The Trump proposed tax cuts, which promise to add trillions to the national debt, must be putting our Idaho federal delegation in a real bind. They have consistently campaigned on the traditional Republican planks of reducing deficits and the national debt.
Surely, our Idaho Senators and Congressmen will oppose the Trump tax plan.
Rolling out the plan this week was another 100-day trick, supported with the usual marketing hyperbole and unusually-bad economic analysis.
Here are at least three of the falsehoods behind this maneuver.
Falsehood #1: US companies are uncompetitive because of the high US corporate tax rate.
The statutory tax rate may be high compared to other countries, but the actual (or “effective”) tax rate for US corporations is always lower, after the many deductions and loopholes available to American businesses.
More specifically, the statutory tax rate is 35%, but after exclusions and deductions, the effective rate is, more-often-than-not, zero percent (0%). A March 2016 Government Accounting Office (GAO) report shows that most US corporations paid no taxes between 2006 and 2012.
Falsehood #2: Lower corporate taxes will stimulate economic growth.
This argument is based on the same faulty economic logic that justified the Reagan and Bush era tax cuts. That logic was (and is) that tax benefits for corporations and the rich will “trickle down” to the poor.
However, trickle-down economics has never worked in the real world and would better be described as “drip-drip economics.” Tax savings for corporations and their owners will more likely make their way into bigger homes, private jets and longer yachts, with little if any broad-based economic boost for everyone else. Meanwhile, the national debt will skyrocket.

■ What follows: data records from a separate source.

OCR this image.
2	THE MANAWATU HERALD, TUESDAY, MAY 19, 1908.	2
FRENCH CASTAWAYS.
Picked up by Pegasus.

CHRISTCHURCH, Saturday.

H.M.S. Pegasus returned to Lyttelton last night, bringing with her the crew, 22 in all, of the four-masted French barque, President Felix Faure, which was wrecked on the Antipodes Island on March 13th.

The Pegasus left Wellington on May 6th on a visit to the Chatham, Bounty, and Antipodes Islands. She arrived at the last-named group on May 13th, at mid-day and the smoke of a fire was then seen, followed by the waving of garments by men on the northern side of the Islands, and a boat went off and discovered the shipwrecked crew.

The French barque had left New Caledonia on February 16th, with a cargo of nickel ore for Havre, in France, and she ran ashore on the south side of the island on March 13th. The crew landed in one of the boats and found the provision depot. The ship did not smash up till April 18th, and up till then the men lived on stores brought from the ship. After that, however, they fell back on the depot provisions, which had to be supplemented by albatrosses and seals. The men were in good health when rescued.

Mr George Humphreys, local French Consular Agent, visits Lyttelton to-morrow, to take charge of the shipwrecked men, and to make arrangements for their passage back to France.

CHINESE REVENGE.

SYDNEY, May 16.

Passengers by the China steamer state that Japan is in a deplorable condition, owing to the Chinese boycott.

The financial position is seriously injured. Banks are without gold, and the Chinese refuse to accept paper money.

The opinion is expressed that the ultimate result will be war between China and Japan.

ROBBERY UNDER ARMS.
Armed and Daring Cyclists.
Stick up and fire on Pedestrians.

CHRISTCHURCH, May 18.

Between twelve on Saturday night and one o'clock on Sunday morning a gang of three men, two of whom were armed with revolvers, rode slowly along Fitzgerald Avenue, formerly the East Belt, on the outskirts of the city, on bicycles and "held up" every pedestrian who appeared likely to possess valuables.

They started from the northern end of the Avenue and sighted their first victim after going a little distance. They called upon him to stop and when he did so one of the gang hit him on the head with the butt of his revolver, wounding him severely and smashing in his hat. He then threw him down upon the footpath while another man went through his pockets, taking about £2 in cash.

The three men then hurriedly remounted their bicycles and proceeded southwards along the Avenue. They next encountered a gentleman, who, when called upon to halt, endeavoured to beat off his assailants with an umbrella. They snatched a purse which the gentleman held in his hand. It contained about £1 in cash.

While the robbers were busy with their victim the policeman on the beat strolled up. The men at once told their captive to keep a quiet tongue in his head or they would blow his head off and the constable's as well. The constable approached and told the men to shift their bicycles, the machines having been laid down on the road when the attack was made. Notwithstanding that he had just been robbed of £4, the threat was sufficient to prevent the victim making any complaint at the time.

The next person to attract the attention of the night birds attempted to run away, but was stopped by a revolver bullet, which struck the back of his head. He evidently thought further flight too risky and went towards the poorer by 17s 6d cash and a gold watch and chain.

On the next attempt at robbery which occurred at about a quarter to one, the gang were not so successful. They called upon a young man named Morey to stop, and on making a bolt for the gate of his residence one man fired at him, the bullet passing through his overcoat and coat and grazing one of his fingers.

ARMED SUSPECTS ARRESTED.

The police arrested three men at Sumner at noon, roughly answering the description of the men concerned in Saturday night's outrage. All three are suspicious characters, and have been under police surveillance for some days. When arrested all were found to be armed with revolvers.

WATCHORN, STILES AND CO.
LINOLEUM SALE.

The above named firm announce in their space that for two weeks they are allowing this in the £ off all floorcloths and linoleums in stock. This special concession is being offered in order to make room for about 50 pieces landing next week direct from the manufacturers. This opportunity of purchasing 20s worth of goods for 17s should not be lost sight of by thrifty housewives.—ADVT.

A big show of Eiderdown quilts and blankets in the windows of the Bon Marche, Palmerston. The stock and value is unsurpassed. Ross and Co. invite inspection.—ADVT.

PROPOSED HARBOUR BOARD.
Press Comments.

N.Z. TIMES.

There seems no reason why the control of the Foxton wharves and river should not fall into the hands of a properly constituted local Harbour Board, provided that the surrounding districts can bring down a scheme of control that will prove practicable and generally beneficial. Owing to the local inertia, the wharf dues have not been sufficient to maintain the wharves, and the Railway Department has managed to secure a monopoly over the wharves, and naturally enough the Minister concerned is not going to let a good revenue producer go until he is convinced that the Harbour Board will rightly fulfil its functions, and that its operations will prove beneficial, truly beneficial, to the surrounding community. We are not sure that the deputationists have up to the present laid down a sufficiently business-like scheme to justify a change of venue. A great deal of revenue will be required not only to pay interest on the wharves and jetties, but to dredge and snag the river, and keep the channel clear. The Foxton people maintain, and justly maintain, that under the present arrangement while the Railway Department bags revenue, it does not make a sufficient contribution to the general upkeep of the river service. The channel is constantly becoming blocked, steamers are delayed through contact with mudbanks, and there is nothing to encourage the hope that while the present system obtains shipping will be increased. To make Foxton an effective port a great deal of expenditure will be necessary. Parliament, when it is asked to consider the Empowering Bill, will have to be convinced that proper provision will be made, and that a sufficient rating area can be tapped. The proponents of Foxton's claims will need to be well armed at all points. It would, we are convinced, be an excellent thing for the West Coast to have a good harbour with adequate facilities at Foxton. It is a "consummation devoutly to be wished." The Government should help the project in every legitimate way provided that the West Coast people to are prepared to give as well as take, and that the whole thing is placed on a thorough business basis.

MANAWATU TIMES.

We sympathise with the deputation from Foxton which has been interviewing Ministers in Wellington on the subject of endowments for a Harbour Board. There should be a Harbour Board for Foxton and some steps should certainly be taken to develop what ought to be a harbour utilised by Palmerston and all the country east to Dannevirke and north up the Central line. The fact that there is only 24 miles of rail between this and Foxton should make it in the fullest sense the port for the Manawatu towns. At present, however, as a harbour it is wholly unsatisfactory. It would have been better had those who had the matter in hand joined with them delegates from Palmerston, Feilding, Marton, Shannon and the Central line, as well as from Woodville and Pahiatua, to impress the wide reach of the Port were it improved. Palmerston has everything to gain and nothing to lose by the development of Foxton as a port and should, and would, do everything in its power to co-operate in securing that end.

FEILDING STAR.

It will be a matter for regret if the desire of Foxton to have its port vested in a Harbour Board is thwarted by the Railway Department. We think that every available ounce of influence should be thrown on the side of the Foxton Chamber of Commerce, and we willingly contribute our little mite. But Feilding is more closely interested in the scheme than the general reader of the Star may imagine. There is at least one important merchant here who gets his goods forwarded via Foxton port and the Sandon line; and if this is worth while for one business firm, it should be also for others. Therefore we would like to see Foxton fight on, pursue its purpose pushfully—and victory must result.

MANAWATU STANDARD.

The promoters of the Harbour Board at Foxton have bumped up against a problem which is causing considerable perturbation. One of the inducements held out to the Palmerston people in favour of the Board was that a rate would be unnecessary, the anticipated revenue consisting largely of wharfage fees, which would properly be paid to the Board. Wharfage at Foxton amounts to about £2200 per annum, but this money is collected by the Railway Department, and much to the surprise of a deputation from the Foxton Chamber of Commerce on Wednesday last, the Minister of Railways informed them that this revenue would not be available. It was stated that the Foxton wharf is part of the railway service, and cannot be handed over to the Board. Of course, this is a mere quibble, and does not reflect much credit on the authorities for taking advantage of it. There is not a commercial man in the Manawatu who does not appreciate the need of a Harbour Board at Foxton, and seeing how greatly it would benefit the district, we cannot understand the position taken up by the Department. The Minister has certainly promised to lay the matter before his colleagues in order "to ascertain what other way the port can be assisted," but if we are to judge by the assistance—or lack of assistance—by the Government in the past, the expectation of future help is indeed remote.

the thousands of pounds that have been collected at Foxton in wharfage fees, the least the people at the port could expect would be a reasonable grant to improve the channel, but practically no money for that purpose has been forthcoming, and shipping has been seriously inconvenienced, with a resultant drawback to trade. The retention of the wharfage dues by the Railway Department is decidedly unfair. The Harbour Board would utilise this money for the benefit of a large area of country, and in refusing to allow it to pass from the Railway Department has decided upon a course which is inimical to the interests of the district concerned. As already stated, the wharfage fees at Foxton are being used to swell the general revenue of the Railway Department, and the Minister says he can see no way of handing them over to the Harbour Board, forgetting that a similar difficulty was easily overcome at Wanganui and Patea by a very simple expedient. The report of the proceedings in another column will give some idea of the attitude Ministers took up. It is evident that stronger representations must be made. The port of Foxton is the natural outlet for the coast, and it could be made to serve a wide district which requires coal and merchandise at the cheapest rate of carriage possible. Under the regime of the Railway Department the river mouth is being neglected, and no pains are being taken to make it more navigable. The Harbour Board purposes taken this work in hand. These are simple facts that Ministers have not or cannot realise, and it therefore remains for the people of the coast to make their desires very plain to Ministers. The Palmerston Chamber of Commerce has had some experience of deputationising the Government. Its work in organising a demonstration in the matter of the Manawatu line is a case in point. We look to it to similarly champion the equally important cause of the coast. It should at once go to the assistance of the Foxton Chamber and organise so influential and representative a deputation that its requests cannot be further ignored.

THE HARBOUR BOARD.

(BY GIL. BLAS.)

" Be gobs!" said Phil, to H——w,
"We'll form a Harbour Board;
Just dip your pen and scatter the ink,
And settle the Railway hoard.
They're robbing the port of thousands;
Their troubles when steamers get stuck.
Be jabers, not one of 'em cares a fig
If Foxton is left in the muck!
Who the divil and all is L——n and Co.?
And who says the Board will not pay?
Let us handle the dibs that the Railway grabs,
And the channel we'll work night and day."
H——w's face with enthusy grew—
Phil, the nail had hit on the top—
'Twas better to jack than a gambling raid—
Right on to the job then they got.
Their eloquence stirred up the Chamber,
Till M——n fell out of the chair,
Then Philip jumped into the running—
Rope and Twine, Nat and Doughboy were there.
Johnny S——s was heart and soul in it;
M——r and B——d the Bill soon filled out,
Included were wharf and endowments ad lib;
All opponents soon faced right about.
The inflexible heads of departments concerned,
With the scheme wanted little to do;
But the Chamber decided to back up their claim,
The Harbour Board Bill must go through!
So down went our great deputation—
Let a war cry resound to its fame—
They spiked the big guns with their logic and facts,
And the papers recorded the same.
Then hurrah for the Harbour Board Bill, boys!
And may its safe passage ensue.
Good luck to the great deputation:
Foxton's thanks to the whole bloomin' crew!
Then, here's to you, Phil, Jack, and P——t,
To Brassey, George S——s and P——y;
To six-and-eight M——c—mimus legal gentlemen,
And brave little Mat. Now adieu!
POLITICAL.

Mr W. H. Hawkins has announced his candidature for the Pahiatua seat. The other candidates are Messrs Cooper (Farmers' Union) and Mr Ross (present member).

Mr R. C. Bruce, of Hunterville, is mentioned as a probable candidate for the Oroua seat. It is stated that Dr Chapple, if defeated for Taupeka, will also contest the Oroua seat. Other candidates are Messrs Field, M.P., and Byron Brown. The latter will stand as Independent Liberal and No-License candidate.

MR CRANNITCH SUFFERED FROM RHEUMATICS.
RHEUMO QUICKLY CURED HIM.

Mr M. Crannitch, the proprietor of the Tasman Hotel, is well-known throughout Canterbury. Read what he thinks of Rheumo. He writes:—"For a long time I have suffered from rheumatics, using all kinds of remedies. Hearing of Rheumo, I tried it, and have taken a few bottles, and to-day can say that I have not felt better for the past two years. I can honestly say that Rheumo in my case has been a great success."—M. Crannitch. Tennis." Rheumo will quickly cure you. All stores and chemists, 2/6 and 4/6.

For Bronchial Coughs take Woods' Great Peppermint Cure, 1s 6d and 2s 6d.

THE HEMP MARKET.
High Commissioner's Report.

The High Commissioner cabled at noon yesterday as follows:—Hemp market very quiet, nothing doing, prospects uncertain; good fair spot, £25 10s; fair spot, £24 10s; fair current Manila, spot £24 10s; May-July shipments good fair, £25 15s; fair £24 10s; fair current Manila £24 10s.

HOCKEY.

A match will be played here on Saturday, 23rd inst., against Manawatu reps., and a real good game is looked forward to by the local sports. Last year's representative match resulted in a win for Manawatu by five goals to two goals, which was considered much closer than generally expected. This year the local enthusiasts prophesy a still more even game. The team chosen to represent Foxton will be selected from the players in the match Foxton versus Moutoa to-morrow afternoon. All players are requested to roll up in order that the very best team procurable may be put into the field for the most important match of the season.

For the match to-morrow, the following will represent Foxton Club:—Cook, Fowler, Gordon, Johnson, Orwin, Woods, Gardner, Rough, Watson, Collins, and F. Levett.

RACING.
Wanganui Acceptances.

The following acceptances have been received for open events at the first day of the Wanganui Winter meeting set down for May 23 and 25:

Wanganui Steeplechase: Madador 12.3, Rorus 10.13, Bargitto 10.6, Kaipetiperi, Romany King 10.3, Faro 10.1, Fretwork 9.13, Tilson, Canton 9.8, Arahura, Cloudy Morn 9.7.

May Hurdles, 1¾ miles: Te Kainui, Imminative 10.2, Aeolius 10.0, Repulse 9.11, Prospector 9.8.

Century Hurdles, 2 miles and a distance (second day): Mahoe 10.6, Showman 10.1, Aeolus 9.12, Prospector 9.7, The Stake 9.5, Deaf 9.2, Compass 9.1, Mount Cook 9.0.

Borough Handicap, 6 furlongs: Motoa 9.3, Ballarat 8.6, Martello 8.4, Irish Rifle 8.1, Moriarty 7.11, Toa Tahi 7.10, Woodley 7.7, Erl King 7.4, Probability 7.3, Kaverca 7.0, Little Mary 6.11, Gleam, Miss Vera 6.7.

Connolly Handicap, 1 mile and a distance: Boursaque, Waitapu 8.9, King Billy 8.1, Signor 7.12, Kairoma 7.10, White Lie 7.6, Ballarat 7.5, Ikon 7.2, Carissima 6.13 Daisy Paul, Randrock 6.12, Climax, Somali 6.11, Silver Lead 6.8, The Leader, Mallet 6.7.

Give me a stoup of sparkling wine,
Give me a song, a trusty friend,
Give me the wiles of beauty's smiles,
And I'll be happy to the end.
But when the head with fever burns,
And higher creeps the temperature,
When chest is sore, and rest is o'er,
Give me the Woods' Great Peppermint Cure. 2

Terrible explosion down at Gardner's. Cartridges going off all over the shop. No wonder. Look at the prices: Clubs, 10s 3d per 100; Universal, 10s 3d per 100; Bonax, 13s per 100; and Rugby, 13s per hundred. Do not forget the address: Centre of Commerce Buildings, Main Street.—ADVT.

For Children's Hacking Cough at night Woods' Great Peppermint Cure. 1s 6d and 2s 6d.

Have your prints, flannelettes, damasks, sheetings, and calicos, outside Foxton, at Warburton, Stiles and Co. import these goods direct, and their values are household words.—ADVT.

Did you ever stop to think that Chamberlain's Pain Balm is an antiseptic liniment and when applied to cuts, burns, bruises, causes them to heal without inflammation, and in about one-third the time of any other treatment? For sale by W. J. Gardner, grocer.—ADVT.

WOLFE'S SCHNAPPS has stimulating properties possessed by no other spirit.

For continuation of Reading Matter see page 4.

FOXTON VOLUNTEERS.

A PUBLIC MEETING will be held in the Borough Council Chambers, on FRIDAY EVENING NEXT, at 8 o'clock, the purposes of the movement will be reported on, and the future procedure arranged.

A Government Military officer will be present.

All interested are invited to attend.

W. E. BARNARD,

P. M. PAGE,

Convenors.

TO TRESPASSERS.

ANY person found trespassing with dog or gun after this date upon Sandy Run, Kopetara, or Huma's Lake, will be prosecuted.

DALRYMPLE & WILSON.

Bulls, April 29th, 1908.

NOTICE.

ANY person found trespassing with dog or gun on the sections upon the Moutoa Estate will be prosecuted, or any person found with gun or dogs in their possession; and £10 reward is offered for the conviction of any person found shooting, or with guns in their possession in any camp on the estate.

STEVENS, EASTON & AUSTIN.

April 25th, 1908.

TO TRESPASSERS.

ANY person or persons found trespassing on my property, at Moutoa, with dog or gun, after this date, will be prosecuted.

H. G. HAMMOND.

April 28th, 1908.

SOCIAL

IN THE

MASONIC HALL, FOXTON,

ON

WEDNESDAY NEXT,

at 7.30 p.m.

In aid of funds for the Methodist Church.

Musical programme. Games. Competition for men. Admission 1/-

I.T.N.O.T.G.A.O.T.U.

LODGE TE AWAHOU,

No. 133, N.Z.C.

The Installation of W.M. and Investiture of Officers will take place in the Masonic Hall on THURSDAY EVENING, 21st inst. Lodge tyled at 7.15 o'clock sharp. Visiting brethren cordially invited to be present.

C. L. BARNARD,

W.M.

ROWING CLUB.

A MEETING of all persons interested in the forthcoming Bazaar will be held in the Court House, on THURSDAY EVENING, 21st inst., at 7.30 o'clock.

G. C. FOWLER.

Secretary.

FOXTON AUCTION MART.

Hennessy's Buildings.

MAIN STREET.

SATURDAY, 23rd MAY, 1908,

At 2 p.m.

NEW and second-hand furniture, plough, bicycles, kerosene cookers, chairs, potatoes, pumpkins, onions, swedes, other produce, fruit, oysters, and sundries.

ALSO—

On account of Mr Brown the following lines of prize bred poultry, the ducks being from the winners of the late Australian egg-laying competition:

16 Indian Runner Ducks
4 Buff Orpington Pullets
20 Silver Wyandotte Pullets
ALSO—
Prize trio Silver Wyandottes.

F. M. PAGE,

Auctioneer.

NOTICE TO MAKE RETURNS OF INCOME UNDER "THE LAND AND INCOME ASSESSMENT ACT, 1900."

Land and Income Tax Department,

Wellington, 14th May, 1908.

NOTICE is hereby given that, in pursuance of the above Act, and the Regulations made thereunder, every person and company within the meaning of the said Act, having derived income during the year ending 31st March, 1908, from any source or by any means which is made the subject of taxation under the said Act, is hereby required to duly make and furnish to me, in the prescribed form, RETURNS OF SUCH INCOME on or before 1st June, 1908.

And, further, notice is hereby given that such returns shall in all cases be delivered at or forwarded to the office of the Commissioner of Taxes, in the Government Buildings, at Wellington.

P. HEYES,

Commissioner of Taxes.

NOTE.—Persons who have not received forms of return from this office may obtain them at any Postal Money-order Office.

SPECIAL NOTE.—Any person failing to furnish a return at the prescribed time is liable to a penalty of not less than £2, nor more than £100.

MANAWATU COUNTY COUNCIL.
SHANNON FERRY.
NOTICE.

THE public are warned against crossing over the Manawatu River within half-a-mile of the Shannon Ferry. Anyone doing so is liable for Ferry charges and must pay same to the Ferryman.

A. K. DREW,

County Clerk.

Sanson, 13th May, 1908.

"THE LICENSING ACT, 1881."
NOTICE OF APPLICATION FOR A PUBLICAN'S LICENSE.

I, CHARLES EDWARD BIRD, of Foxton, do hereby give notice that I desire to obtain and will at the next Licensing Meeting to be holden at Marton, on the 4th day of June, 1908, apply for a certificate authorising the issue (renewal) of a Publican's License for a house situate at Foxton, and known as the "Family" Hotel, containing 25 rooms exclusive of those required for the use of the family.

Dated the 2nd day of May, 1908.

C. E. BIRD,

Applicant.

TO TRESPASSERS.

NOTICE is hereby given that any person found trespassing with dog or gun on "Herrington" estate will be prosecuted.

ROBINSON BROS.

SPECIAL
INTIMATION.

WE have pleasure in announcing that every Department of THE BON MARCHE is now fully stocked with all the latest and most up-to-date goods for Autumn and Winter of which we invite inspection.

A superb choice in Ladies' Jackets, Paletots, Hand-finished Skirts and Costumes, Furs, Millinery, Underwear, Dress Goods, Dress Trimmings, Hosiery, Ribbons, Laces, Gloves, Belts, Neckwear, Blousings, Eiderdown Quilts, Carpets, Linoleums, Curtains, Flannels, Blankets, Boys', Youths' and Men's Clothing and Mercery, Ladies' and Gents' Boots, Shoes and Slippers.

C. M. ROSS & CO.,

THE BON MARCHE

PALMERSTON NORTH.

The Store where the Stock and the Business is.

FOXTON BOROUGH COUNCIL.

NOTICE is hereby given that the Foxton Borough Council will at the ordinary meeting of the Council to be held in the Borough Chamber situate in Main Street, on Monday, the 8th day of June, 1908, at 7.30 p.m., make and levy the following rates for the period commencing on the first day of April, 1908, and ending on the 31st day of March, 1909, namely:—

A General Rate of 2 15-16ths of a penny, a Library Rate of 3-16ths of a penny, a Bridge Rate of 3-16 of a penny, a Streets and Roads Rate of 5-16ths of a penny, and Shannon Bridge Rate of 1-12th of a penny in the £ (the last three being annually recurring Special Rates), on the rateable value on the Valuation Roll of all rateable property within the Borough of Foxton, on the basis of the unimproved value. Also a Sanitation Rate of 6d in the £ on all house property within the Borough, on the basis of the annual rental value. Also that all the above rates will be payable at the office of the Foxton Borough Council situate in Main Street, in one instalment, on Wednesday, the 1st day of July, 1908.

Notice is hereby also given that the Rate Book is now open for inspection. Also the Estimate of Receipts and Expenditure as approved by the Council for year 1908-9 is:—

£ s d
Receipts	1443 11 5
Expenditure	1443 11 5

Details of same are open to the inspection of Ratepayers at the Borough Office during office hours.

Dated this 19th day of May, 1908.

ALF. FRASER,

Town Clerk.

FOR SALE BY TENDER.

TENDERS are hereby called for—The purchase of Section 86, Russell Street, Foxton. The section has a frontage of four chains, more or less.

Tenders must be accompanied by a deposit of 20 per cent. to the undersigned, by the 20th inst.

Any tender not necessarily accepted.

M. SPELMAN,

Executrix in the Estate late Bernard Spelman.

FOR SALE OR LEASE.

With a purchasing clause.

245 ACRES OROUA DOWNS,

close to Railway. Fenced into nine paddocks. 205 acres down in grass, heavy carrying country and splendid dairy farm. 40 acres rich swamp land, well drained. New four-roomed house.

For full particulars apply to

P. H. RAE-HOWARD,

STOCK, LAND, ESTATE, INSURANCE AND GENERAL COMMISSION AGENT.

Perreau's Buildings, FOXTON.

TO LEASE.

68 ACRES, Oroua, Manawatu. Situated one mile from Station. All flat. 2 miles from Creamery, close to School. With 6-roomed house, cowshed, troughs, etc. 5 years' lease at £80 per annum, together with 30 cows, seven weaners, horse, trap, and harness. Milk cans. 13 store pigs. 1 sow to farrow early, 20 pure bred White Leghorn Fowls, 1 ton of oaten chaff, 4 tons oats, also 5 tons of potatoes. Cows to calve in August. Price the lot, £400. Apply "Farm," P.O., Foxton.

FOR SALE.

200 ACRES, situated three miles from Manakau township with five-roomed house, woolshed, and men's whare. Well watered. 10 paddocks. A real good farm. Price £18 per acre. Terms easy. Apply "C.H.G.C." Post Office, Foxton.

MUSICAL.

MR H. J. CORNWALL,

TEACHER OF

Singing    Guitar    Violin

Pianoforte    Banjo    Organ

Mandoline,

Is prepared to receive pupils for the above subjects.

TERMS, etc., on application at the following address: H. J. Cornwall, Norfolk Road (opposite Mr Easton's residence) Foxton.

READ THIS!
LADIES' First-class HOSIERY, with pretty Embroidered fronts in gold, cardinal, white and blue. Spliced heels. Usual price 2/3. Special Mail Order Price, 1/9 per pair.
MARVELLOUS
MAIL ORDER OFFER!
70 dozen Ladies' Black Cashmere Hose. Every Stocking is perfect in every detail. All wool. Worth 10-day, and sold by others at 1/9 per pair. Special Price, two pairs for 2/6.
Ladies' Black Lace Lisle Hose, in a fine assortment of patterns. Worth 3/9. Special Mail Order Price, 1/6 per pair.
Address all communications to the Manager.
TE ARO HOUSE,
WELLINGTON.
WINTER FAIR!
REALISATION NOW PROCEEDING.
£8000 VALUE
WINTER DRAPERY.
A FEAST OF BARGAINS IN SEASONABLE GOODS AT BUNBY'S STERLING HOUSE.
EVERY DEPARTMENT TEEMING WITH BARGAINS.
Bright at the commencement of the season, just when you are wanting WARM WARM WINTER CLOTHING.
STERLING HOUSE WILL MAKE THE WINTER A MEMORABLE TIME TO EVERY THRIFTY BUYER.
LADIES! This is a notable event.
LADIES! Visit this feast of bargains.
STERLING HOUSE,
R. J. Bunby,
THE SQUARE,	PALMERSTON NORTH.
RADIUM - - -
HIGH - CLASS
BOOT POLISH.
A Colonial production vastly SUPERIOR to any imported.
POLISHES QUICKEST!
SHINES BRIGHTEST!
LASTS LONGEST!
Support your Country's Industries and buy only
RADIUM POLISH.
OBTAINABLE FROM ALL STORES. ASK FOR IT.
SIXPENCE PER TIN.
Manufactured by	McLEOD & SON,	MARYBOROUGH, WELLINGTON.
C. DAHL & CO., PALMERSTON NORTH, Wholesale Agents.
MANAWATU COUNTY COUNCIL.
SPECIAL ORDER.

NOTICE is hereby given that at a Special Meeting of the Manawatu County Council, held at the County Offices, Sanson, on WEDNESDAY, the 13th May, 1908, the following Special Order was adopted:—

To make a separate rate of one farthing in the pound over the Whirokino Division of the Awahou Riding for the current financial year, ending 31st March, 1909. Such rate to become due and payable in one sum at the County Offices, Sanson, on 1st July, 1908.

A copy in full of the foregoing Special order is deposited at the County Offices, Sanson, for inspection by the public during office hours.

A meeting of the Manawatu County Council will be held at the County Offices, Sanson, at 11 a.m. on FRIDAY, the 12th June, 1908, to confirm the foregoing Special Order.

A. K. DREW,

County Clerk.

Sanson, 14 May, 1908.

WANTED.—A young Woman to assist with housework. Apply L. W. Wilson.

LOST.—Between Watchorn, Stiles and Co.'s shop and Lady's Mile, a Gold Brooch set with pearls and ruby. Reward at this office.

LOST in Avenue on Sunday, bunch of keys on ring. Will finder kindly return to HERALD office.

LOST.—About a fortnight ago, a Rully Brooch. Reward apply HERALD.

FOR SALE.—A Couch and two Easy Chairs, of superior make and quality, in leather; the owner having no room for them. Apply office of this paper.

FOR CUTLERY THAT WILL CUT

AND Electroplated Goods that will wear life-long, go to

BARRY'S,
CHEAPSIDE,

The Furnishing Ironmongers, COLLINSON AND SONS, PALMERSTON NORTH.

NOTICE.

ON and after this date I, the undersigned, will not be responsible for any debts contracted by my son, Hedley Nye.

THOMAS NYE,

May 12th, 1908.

In his “Cross of Gold” speech, Democratic candidate William Jennings Bryan proclaimed:
“There are two ideas of government. There are those who believe that if you just legislate to make the well-to-do prosperous, that their prosperity will leak through [trickle down] on those below. The Democratic idea has been that if you legislate to make the masses prosperous their prosperity will find its way up and through every class that rests upon it.”
Falsehood #3: The middle class will benefit from the tax cuts.
OK, sure, this sounds good. Who would not want a tax cut? But who really benefits?
The already rich population will benefit most. Trump’s promises to the middle class amount to pandering to the non-rich to give greatest advantage to the already-rich.
Among the most-advantaged beneficiaries will be the Trumps, his cabinet members and his circle of super-rich friends and advisors.
Yesterday’s New York Times editorial page summarized it well:
“Regardless of the plan’s fate, Mr. Trump has already sent a strong message about where his sympathies really lie. They lie not with the working people who elected him, but with the plutocracy that envelops him.”